Anthropic has been selected by the UK’s Department for Science, Innovation and Technology (DSIT) to help build and pilot a dedicated AI-powered assistant for GOV.UK, marking a significant step in the UK government’s efforts to deploy advanced AI in public services.
The new assistant, powered by Anthropic’s Claude models, is designed to help citizens navigate government services and receive tailored, context-aware guidance. The initial focus will be on employment-related services, supporting people who are entering or re-entering the workforce by helping them find jobs, access training opportunities, and understand the support available based on their individual circumstances.
The project builds on a Memorandum of Understanding signed in February 2025 between Anthropic and the UK government, aimed at exploring how frontier AI can be applied safely and effectively to public-sector use cases. Since then, Anthropic and DSIT have been working closely to identify practical deployments that prioritize reliability, transparency, and user trust.
According to Anthropic, the GOV.UK AI assistant is an agentic system that goes beyond answering static questions. It will actively guide users through government processes, maintain context across interactions so users do not need to repeat information, and give individuals full control over what data is remembered.
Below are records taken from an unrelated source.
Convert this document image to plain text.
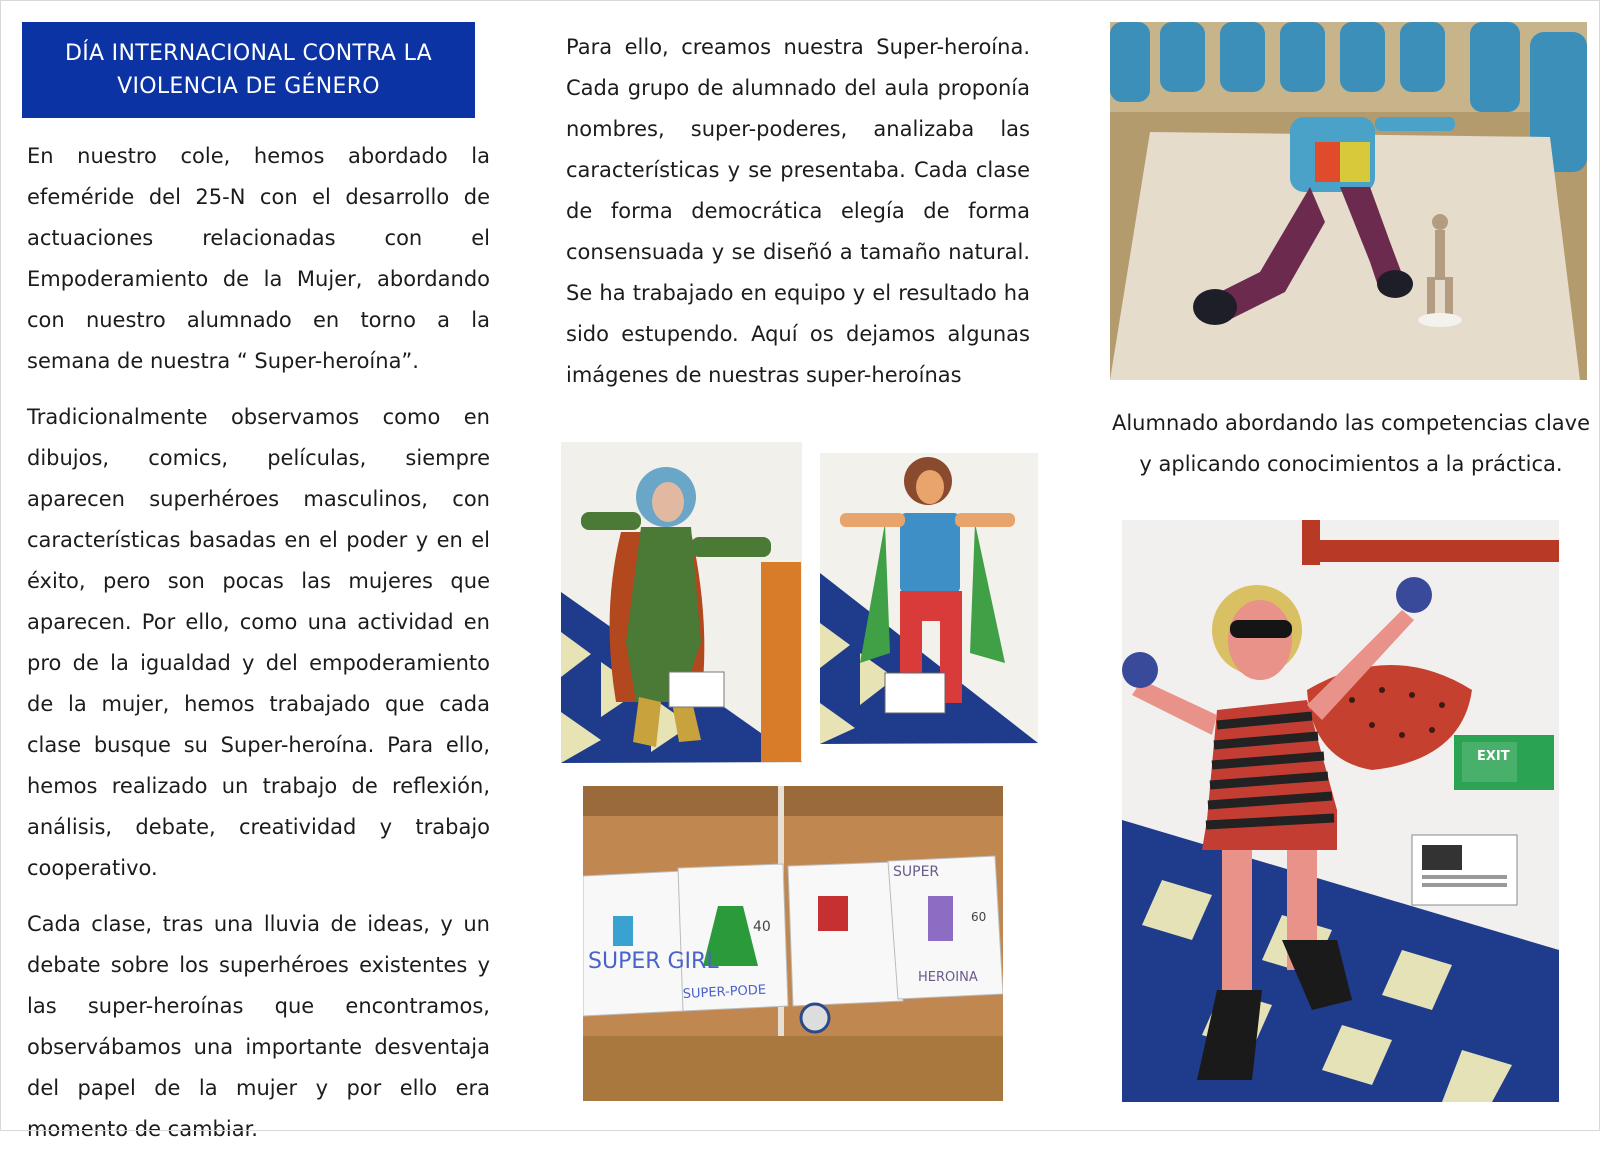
DÍA INTERNACIONAL CONTRA LA
VIOLENCIA DE GÉNERO

En nuestro cole, hemos abordado la efeméride del 25-N con el desarrollo de actuaciones relacionadas con el Empoderamiento de la Mujer, abordando con nuestro alumnado en torno a la semana de nuestra “ Super-heroína”.

Tradicionalmente observamos como en dibujos, comics, películas, siempre aparecen superhéroes masculinos, con características basadas en el poder y en el éxito, pero son pocas las mujeres que aparecen. Por ello, como una actividad en pro de la igualdad y del empoderamiento de la mujer, hemos trabajado que cada clase busque su Super-heroína. Para ello, hemos realizado un trabajo de reflexión, análisis, debate, creatividad y trabajo cooperativo.

Cada clase, tras una lluvia de ideas, y un debate sobre los superhéroes existentes y las super-heroínas que encontramos, observábamos una importante desventaja del papel de la mujer y por ello era momento de cambiar.

Para ello, creamos nuestra Super-heroína. Cada grupo de alumnado del aula proponía nombres, super-poderes, analizaba las características y se presentaba. Cada clase de forma democrática elegía de forma consensuada y se diseñó a tamaño natural. Se ha trabajado en equipo y el resultado ha sido estupendo. Aquí os dejamos algunas imágenes de nuestras super-heroínas

Alumnado abordando las competencias clave y aplicando conocimientos a la práctica.
SUPER GIRL
SUPER-PODE
40
SUPER
HEROINA
60
EXIT
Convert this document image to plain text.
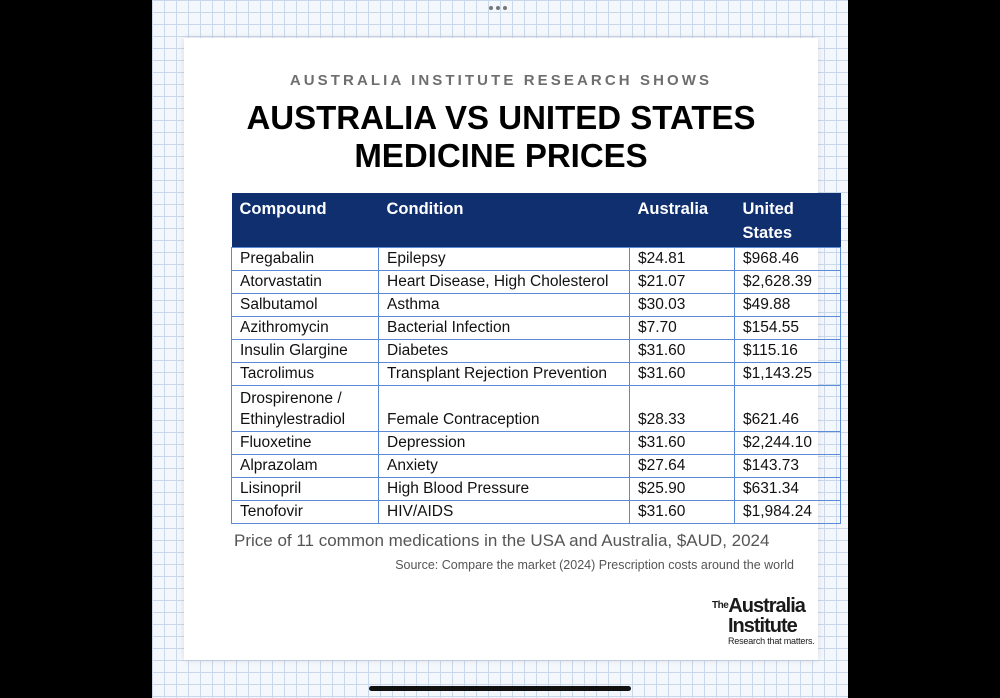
AUSTRALIA INSTITUTE RESEARCH SHOWS
AUSTRALIA VS UNITED STATES
MEDICINE PRICES
Compound	Condition	Australia	United States
Pregabalin	Epilepsy	$24.81	$968.46
Atorvastatin	Heart Disease, High Cholesterol	$21.07	$2,628.39
Salbutamol	Asthma	$30.03	$49.88
Azithromycin	Bacterial Infection	$7.70	$154.55
Insulin Glargine	Diabetes	$31.60	$115.16
Tacrolimus	Transplant Rejection Prevention	$31.60	$1,143.25
Drospirenone /
Ethinylestradiol	Female Contraception	$28.33	$621.46
Fluoxetine	Depression	$31.60	$2,244.10
Alprazolam	Anxiety	$27.64	$143.73
Lisinopril	High Blood Pressure	$25.90	$631.34
Tenofovir	HIV/AIDS	$31.60	$1,984.24
Price of 11 common medications in the USA and Australia, $AUD, 2024
Source: Compare the market (2024) Prescription costs around the world
$^{The}$Australia
Institute
Research that matters.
All personal data will be handled in line with UK data protection laws, with opt-out options available at any time.
We’re excited to partner with the UK government to help deliver on the AI Opportunities Action Plan,
said Pip White, Head of UK, Ireland and Northern Europe at Anthropic.
This partnership demonstrates how frontier AI can be deployed safely for the public benefit and sets a standard for how governments can integrate AI into essential services.
A key objective of the collaboration is also capability-building inside government. Anthropic engineers will work alongside civil servants and developers at the Government Digital Service, with the aim of ensuring the UK government can independently operate and maintain the system over time. The pilot follows DSIT’s “Scan, Pilot, Scale” framework, allowing for controlled testing and iteration before any wider rollout.
The initiative forms part of Anthropic’s broader investment in the UK, including collaboration with the UK AI Security Institute on model evaluation and safety, expansion of its London office, and partnerships with universities, enterprises, and public institutions. It also reflects a wider global trend of governments working with AI providers to deploy technology for public benefit, following similar Anthropic-backed education initiatives in Iceland and Rwanda.